De heer Bakker (D66): Voorzitter. De D66-fractie staat positief ten opzichte van de deelname door Nederland aan de UNMIS-missie in Zuid-Sudan. Zij heeft wel een aantal vragen. De eerste vraag betreft het tijdspad. Ik geloof dat het 9 januari was dat het voorlopig vredesakkoord werd ondertekend, eind maart dat de VN-resolutie tot stand kwam en april dat Nederland concreet werd gevraagd om een bijdrage te leveren aan de waarnemingsmissie. Inmiddels is het acht maanden later. Ik ben natuurlijk erg benieuwd naar de reactie van de regering op de discussie tussen de heren Brinkel en Koenders zo-even, maar los van de Nederlandse force generation is er ook internationaal natuurlijk het nodige over te zeggen.
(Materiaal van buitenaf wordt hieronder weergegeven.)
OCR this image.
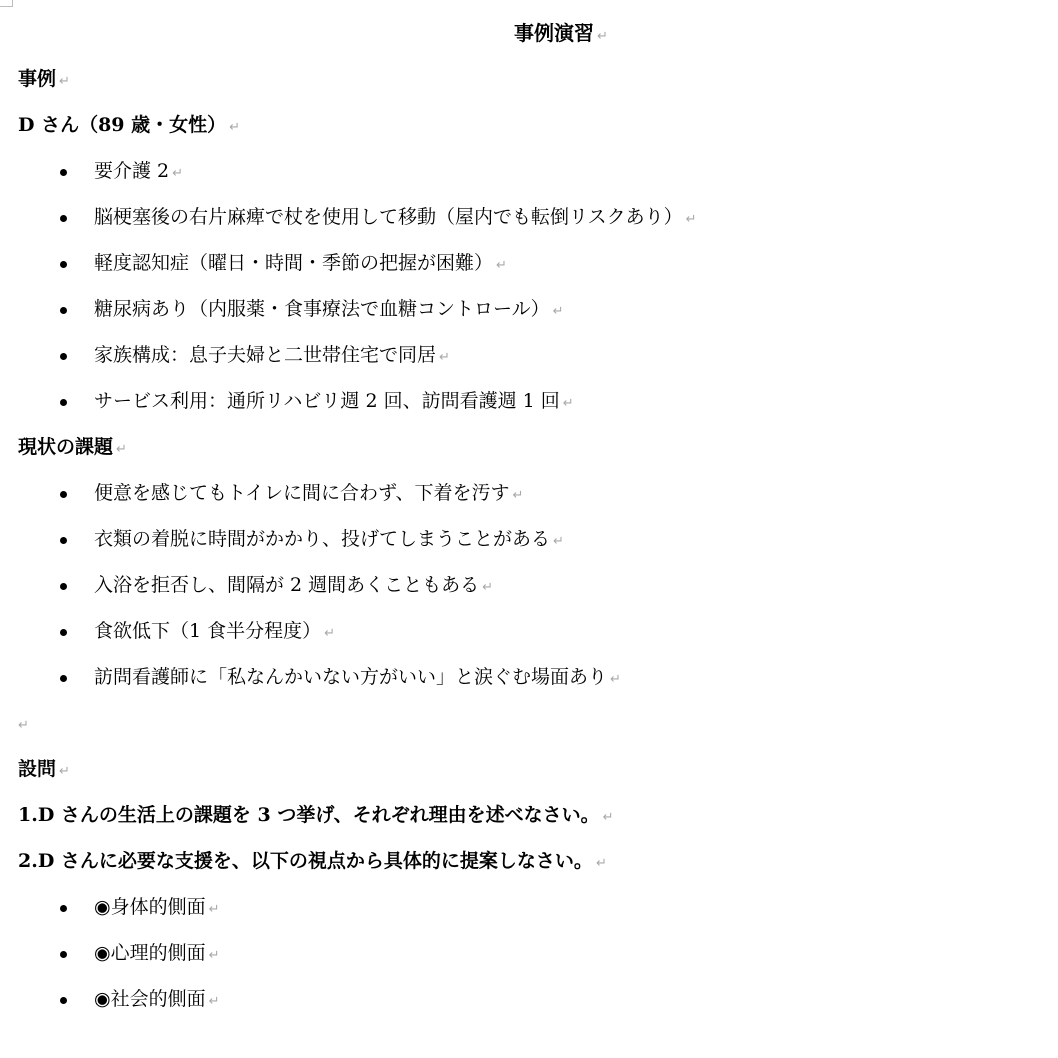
事例演習 ↵
事例 ↵
D さん（89 歳・女性） ↵
要介護 2 ↵
脳梗塞後の右片麻痺で杖を使用して移動（屋内でも転倒リスクあり） ↵
軽度認知症（曜日・時間・季節の把握が困難） ↵
糖尿病あり（内服薬・食事療法で血糖コントロール） ↵
家族構成：息子夫婦と二世帯住宅で同居 ↵
サービス利用：通所リハビリ週 2 回、訪問看護週 1 回 ↵
現状の課題 ↵
便意を感じてもトイレに間に合わず、下着を汚す ↵
衣類の着脱に時間がかかり、投げてしまうことがある ↵
入浴を拒否し、間隔が 2 週間あくこともある ↵
食欲低下（1 食半分程度） ↵
訪問看護師に「私なんかいない方がいい」と涙ぐむ場面あり ↵
↵
設問 ↵
1.D さんの生活上の課題を 3 つ挙げ、それぞれ理由を述べなさい。 ↵
2.D さんに必要な支援を、以下の視点から具体的に提案しなさい。 ↵
◉身体的側面 ↵
◉心理的側面 ↵
◉社会的側面 ↵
Zowel voor de beschermingsmacht als voor de waarnemersmissie is het aantal benodigde mensen nog lang niet bereikt. Dat is een punt van zorg. Het kan ertoe leiden dat de verwachtingen die zouden kunnen worden gewekt door het aantal mensen dat er op basis van het VN-mandaat naartoe gaat, niet kunnen worden waargemaakt. Wat is op dat punt de stand van zaken? Verschillende collega’s hebben al gezegd dat het jammer is dat er geen gecoördineerde Europese deelname is. Waarom is dat eigenlijk zo? Waarom is het niet gelukt om samen met een aantal andere Europese landen of met de Europese Unie te komen tot een gezamenlijke inzet? Mijn fractie is in ieder geval blij dat het nu wel is gelukt, zowel vanwege de situatie in Sudan als vanwege de grotere prioriteit die mijn fractie zou willen zien gegeven de situatie op het Afrikaanse continent. Ik spreek de hoop uit dat wij hier de komende anderhalf jaar nog meerdere malen zullen zitten om te spreken over Afrika.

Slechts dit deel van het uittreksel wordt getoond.